晴天だった昨日とは変わって、今日は生憎の曇り空。しかし、彼はそんな事は気にしない。
ここはベーター星国の城下町。そして彼が立っているのは、商店街の一角にある小さな八百屋の前だ。
「こんにちは、お嬢さん」
「あっ!」
彼が声をかけると、相手は酷く驚いた様子で目を見開いた。
「昨日のお兄さん!」
看板娘は、見るからに嬉しそうに手を叩く。それが嬉しくて、こちらもつい、顔が綻んでしまう。
「本当に来て下さったんですね」
「うん。昨日の果物が美味しかったから、お礼をしに来たんだ」
というのは、単なる口実だ。本当の理由は、別の所にある。
「わざわざ良いのに」
「それともう一つ」
笑って言う少女に、彼は身を屈めて目線を近付ける。彼女は驚いて僅かに後ずさったが、すぐに微笑みを取り戻す。
「何ですか?」
首を傾げる仕草が、可愛らしい。
「名前を教えて欲しいと思ってね」
「え?」
見上げてくる少女に、彼はにこりとした。
こんな所を弟に見られでもしたら、最低三日は笑いのネタにされるに違いない。そんな事を頭の片隅で考えながら、彼は続けた。
「勿論、俺も名乗るよ。ジンって言うんだ」
「……あ、私は、リラといいます」
少しだけ反応が遅れたが、彼女はちゃんと答えてくれた。
「リラ? 良い名前だね」
「そんな事は……」
照れて俯く姿も、また可愛い。ジンはクスリと笑うと、昨日と同じ赤い実を指した。
「そうだ。あれを十個、貰えるかい?
家族にも好評で、すぐになくなってしまったんだよ」
「はいっ、只今!」
するとすぐに、リラは実を袋に詰め始めた。話題が変わって、安堵しているようにも見える。
「はい、千ベルになります」
手早く袋詰を終えて、手渡される。
「ありがとう、また来ても良い?」
「はいっ、勿論です!」
金を渡しながら訊ねると、リラは大きく頷いた。
「そうか、じゃあまたね」
手を振って去ろうとするジンに、リラが頭を下げた。
「ありがとうございました!」
昨日と同じ、元気な声を背中に受けて、ジンは笑みを浮かべる。しかしその胸に、昨日のような戸惑いは微塵も残っていなかった。
「よおジン、楽しそうだな」
「セイか」
家に帰る途中、一つ年下の弟・セイが、ジンに声をかけた。
「見てたぜ。さっきの子、誰なんだよ」
セイはにやにやしながら隣に並び、ジンの顔を覗き込む。見られていたのか。
「覗き見か?」
「人聞きの悪い。偶然だよ、ぐ・う・ぜ・ん!」
その言い方が、わざとらしく聞こえてしまう。不信感を剥き出しにしてセイを見ると、彼は溜息を吐いた。
「信用ねーな、弟を信用できないのか?」
「お前の日頃の行いが悪いんだ」
「ひでー」
日頃から、ジンが女と話している所を目撃すれば、それを“恋人”だと触れ回るのだ。冗談にしても、たちが悪い。
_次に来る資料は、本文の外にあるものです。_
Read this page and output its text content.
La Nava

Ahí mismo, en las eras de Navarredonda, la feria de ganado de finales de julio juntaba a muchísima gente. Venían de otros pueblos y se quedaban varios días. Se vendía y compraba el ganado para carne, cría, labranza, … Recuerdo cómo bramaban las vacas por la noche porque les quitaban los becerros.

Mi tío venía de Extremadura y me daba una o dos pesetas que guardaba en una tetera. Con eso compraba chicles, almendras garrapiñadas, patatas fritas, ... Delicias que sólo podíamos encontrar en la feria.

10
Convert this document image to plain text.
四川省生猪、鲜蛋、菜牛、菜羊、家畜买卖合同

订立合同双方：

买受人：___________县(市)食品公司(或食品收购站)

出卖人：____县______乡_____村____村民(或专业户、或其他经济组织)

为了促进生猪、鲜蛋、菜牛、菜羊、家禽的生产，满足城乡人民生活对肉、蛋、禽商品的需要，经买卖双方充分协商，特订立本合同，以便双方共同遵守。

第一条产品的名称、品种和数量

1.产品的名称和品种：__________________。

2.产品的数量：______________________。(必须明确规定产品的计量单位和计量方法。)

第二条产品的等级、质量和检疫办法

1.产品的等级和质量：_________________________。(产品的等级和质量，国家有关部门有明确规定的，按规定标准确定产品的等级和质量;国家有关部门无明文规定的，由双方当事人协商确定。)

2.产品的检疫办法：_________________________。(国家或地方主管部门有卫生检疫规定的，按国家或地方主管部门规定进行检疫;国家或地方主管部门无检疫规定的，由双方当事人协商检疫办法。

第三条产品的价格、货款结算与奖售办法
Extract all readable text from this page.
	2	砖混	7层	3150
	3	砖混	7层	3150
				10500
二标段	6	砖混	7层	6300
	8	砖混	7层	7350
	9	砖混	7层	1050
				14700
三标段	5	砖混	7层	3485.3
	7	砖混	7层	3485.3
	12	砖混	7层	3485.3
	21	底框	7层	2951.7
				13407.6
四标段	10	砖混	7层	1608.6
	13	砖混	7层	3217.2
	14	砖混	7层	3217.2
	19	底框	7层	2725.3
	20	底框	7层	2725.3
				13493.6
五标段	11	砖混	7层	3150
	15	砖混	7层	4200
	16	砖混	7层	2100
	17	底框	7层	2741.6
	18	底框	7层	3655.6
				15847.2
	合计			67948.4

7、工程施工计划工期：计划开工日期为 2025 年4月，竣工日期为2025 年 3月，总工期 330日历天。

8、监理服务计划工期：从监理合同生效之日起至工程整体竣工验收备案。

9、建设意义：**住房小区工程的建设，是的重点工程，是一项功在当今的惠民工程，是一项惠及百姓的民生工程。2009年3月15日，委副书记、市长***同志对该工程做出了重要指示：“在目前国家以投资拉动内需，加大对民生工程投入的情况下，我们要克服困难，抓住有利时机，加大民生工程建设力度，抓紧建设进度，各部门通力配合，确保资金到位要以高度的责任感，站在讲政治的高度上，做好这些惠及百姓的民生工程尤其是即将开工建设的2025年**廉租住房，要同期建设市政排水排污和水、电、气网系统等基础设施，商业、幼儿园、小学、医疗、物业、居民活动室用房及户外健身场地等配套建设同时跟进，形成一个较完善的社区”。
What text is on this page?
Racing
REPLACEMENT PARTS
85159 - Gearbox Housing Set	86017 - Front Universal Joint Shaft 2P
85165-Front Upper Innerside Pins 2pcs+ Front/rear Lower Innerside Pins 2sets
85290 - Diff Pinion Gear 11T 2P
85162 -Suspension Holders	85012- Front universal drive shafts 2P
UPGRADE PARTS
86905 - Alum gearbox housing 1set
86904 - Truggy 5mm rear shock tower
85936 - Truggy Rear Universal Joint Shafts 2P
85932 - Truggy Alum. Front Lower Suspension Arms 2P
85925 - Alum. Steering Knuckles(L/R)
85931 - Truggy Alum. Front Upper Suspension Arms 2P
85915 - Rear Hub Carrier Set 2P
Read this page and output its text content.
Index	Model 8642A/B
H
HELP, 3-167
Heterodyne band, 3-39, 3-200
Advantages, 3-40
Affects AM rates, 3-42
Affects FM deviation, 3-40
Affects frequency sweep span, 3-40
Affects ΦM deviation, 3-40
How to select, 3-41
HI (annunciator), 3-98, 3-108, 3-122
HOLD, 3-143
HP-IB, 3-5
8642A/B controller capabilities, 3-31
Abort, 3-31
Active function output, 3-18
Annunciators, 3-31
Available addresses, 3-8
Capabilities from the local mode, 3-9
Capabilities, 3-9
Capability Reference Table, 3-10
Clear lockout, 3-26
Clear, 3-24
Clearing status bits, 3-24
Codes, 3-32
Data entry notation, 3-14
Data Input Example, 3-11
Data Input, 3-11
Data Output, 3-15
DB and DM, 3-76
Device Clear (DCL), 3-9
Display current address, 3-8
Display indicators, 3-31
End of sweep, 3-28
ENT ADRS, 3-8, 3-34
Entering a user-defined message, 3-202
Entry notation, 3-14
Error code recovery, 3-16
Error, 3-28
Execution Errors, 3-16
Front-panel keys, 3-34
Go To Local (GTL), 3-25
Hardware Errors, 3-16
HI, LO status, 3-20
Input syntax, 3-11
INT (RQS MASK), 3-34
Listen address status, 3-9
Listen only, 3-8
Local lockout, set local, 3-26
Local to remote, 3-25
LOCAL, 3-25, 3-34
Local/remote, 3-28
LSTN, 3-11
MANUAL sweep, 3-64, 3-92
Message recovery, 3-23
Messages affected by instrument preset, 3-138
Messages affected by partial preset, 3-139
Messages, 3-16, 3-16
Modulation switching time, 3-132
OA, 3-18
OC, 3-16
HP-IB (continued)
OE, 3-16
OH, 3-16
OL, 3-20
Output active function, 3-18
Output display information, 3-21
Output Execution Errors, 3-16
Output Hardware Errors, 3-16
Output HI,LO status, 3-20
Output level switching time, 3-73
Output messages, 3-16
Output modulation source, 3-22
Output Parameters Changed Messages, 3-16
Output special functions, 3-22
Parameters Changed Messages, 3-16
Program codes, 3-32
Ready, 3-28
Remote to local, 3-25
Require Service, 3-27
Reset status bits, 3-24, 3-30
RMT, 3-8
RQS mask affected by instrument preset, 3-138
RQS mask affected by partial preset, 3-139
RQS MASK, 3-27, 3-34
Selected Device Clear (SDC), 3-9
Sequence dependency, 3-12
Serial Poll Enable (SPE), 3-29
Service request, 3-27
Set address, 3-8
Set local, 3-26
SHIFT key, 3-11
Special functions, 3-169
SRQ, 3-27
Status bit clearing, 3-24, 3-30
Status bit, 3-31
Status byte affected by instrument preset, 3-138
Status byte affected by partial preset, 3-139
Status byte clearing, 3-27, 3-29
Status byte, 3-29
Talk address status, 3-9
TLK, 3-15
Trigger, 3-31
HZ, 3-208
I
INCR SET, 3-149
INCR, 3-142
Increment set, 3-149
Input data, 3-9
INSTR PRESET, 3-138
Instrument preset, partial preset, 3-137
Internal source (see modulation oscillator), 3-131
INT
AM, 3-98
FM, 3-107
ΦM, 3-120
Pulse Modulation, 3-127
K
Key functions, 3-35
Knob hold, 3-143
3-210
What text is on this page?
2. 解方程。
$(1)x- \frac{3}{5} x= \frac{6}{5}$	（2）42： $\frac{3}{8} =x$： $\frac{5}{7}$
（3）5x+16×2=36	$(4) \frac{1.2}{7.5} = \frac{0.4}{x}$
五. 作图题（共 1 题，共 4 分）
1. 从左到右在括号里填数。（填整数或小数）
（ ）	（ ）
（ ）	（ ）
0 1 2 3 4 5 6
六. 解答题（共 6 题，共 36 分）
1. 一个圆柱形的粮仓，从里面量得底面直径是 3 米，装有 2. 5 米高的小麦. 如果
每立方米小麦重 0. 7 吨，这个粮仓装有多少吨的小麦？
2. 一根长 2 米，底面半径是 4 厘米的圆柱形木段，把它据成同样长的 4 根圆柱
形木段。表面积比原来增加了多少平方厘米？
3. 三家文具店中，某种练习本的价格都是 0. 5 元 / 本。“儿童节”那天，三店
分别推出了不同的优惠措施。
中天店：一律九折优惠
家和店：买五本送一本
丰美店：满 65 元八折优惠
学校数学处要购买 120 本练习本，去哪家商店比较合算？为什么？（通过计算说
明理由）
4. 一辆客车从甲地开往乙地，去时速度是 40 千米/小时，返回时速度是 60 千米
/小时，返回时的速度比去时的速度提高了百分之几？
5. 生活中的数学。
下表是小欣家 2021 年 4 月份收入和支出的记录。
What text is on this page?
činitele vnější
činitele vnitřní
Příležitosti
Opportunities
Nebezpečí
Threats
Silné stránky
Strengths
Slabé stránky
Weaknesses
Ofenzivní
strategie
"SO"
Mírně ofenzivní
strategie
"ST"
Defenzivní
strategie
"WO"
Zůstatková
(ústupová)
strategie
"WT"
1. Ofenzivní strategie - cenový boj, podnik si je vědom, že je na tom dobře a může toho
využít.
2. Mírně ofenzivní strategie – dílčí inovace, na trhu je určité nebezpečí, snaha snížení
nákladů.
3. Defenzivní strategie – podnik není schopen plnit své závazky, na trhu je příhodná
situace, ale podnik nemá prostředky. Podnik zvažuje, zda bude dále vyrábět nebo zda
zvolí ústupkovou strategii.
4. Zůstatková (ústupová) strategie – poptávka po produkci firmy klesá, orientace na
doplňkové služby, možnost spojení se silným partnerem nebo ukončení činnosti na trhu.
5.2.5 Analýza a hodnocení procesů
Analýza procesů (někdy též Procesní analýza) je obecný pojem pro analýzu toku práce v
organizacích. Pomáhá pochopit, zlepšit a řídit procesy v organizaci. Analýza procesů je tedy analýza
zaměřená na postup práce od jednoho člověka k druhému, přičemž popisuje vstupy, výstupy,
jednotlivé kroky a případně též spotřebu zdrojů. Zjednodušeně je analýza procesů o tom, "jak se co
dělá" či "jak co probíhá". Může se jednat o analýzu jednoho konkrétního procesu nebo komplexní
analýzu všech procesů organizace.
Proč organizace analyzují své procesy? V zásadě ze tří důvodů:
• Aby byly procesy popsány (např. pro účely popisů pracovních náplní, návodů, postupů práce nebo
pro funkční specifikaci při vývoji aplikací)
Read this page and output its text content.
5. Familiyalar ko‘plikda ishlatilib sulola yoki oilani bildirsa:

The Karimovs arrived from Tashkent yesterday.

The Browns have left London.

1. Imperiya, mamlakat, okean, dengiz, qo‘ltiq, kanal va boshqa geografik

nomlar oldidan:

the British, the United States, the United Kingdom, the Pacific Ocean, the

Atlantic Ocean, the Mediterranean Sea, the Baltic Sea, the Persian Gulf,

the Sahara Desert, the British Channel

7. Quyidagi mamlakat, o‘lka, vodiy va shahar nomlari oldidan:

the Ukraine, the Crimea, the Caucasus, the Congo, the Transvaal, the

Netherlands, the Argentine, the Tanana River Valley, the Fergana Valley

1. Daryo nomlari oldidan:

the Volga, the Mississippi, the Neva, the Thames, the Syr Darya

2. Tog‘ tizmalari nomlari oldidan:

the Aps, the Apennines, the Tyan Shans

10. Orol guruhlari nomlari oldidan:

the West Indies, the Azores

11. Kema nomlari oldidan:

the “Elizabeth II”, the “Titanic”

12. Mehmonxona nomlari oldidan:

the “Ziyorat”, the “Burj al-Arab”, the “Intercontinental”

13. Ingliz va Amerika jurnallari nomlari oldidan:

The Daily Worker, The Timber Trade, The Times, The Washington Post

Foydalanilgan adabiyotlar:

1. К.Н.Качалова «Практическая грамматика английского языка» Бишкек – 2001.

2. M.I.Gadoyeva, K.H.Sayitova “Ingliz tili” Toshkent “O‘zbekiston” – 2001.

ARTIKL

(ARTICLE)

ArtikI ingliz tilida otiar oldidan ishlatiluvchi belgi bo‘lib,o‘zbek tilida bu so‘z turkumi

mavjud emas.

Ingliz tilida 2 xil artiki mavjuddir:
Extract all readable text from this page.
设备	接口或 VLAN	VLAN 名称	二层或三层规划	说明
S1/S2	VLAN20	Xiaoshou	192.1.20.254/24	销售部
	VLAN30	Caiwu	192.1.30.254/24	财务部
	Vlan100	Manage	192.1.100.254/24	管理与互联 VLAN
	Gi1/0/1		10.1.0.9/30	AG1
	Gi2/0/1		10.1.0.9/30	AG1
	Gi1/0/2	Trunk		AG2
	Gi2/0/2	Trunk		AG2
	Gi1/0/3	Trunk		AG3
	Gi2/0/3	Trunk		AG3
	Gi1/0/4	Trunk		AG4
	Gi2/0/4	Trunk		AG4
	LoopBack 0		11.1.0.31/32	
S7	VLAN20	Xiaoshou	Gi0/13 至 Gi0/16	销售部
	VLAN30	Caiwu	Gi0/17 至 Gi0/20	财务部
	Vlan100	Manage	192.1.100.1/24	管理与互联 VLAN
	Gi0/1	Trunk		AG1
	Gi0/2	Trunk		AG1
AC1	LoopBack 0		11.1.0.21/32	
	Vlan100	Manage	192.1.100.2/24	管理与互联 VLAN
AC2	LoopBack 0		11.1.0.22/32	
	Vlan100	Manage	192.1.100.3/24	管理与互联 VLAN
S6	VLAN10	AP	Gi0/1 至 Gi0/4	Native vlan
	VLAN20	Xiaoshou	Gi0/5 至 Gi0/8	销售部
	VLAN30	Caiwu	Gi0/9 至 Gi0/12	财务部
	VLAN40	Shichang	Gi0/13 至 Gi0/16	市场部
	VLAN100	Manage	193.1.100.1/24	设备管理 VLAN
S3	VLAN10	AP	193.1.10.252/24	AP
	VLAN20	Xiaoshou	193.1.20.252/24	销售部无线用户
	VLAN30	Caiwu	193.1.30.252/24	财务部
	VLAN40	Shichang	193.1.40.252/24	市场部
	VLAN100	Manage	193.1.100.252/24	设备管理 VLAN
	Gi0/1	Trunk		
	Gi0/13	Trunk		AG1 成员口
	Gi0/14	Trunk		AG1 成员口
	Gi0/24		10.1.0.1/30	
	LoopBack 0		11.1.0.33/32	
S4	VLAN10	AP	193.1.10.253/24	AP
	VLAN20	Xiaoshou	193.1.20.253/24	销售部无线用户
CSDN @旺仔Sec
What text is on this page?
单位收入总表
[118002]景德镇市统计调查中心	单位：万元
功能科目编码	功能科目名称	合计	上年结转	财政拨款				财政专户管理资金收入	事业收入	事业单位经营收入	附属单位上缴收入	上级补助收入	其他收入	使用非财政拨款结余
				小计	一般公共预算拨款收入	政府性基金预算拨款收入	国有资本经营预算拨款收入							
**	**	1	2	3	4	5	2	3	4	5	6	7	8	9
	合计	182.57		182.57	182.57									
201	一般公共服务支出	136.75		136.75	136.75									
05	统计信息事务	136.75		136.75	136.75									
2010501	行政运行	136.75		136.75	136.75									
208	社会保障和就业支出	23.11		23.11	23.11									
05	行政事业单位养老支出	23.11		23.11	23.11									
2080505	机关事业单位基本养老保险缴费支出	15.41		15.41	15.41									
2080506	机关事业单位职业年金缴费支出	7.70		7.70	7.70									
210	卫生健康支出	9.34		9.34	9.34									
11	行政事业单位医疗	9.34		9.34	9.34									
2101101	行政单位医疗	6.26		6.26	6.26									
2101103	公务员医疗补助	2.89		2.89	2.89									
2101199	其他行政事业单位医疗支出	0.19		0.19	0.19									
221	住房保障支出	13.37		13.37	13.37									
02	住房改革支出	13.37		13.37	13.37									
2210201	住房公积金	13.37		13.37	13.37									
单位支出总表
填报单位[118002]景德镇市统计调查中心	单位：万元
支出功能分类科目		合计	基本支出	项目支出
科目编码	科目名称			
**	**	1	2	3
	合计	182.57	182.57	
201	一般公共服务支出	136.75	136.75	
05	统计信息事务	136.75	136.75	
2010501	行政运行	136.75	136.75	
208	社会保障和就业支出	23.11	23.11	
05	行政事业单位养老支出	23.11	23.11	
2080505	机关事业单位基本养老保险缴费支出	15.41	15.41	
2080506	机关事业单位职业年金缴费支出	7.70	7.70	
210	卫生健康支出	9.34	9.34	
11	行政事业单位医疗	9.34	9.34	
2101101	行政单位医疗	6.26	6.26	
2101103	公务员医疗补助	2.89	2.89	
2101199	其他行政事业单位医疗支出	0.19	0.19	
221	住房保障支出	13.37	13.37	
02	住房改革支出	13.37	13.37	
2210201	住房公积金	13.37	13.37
「とにかく、家に帰っても変な事言うなよ。冷やかされて大変なんだからな」
「ちぇー、分かったよ」
不満そうだが、何とか口止めは成功したようだ。
「よしじゃあ、これをやろう」
「お、昨日のやつだな?」
途端に目を輝かせるセイに、ジンは微笑んだ。
「とりあえず二つな。余ったらまたやる」
「おー、さんきゅ!」
セイは赤い実を受け取ると、歯を見せて笑った。
気が付けば、目前に大口を開けた門が迫っていた。